Adult chondrocytes are surrounded by a protein- and glycosaminoglycan-rich extracellular matrix and are subjected to dynamic mechanical compression during daily activities. The extracellular matrix and mechanical stimuli play an important role in chondrocyte biosynthesis and homeostasis. In this study, we aimed to develop scaffold and compressive loading conditions that mimic the native cartilage micro-environment and enable enhanced chondrogenesis for tissue engineering applications.
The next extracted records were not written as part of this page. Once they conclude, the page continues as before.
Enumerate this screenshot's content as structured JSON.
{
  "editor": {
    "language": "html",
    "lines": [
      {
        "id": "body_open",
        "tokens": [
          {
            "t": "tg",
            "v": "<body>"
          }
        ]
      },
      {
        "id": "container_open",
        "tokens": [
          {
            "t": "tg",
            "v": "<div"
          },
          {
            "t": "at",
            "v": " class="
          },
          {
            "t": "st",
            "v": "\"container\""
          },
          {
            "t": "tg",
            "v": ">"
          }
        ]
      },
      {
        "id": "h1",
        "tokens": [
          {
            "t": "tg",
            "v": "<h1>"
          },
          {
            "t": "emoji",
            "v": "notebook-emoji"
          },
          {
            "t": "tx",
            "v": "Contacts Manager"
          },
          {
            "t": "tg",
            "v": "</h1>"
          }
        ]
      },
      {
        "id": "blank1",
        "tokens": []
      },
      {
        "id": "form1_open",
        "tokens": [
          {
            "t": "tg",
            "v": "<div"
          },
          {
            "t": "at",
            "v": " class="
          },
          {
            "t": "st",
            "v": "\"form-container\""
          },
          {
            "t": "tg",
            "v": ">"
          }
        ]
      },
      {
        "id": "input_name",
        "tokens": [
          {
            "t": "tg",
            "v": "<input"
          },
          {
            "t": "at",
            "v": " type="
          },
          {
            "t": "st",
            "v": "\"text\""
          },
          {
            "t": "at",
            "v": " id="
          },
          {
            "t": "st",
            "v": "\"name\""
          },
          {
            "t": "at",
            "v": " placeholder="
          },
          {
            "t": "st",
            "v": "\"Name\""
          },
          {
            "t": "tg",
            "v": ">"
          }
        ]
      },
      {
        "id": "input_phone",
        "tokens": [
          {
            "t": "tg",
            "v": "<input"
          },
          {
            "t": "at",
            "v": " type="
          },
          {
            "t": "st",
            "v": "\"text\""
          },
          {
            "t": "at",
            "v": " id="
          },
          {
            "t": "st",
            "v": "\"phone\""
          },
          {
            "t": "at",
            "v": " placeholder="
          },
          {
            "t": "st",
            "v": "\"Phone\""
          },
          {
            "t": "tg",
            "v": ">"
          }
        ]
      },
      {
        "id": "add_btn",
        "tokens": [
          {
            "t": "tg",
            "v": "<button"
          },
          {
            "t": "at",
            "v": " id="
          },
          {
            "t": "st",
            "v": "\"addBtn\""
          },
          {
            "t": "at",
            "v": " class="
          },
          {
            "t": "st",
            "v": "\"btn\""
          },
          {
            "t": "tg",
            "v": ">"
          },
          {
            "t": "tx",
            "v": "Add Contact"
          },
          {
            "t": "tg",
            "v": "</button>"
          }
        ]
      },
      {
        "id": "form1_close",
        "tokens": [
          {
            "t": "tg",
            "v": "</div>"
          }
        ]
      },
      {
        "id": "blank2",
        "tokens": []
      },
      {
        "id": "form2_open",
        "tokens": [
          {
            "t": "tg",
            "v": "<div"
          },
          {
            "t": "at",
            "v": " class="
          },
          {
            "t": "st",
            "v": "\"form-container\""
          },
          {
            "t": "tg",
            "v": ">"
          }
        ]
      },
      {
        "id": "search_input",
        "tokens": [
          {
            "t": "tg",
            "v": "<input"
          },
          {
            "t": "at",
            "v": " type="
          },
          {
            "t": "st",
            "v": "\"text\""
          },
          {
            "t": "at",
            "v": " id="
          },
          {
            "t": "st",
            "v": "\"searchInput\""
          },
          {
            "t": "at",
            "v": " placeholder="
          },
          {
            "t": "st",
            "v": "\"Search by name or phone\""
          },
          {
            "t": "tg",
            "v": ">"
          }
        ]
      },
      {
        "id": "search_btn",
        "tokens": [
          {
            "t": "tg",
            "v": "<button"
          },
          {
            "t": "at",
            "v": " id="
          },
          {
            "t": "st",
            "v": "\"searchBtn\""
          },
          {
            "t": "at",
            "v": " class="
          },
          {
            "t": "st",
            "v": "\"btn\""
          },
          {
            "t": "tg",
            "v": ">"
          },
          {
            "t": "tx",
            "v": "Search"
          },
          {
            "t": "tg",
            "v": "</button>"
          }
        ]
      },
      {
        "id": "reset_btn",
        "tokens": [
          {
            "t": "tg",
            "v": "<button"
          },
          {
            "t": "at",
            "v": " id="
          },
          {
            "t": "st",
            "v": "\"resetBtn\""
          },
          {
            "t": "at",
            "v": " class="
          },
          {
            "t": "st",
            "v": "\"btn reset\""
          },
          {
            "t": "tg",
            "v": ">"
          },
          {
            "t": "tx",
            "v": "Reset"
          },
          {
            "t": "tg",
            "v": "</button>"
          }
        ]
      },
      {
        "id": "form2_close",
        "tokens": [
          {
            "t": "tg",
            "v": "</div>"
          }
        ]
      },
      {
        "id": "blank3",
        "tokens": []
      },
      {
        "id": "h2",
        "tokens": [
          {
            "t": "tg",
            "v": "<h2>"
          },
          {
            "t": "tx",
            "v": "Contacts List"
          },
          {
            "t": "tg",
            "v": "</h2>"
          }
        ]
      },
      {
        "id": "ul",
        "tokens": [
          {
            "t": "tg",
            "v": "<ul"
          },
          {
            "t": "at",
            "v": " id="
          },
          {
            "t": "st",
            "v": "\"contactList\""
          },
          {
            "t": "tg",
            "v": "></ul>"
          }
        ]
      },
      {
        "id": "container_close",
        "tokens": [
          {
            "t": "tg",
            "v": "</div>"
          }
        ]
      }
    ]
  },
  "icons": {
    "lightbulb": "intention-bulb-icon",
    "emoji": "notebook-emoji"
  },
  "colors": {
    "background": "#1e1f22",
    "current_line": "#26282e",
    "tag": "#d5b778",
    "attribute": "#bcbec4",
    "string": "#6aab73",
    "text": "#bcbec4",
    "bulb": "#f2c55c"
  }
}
Towards this aim, we fabricated porous scaffolds based on silk fibroin (SF) and SF with gelatin/chondroitin sulfate/hyaluronate (SF-GCH), seeded the scaffolds with either human bone marrow mesenchymal stromal cells (BM-MSCs) or chondrocytes, and evaluated their performance with and without dynamic compression. Human chondrocytes derived from osteoarthritic joints and BM-MSCs were seeded in scaffolds, precultured for 1week, and subjected to compression with 10% dynamic strain at 1Hz, 1hr/day for 2weeks. When dynamic compression was applied, chondrocytes significantly increased expression of aggrecan (ACAN) and collagen X (COL10A1) up to fivefold higher than free-swelling controls. In addition, dynamic compression dramatically improved the chondrogenesis and chondrocyte biosynthesis cultured in both SF and SF-GCH scaffolds evidenced by glycosaminoglycan (GAG) content, GAG/DNA ratio, and immunostaining of collagen type II and aggrecan. However, both chondrocytes and BM-MSCs cultured in SF-GCH scaffolds under dynamic compression showed higher GAG content and compressive modulus than those in SF scaffolds. In conclusion, the micro-environment provided by SF-GCH scaffolds and dynamic compression enhances chondrocyte biosynthesis and matrix accumulation, indicating their potential for cartilage tissue engineering applications.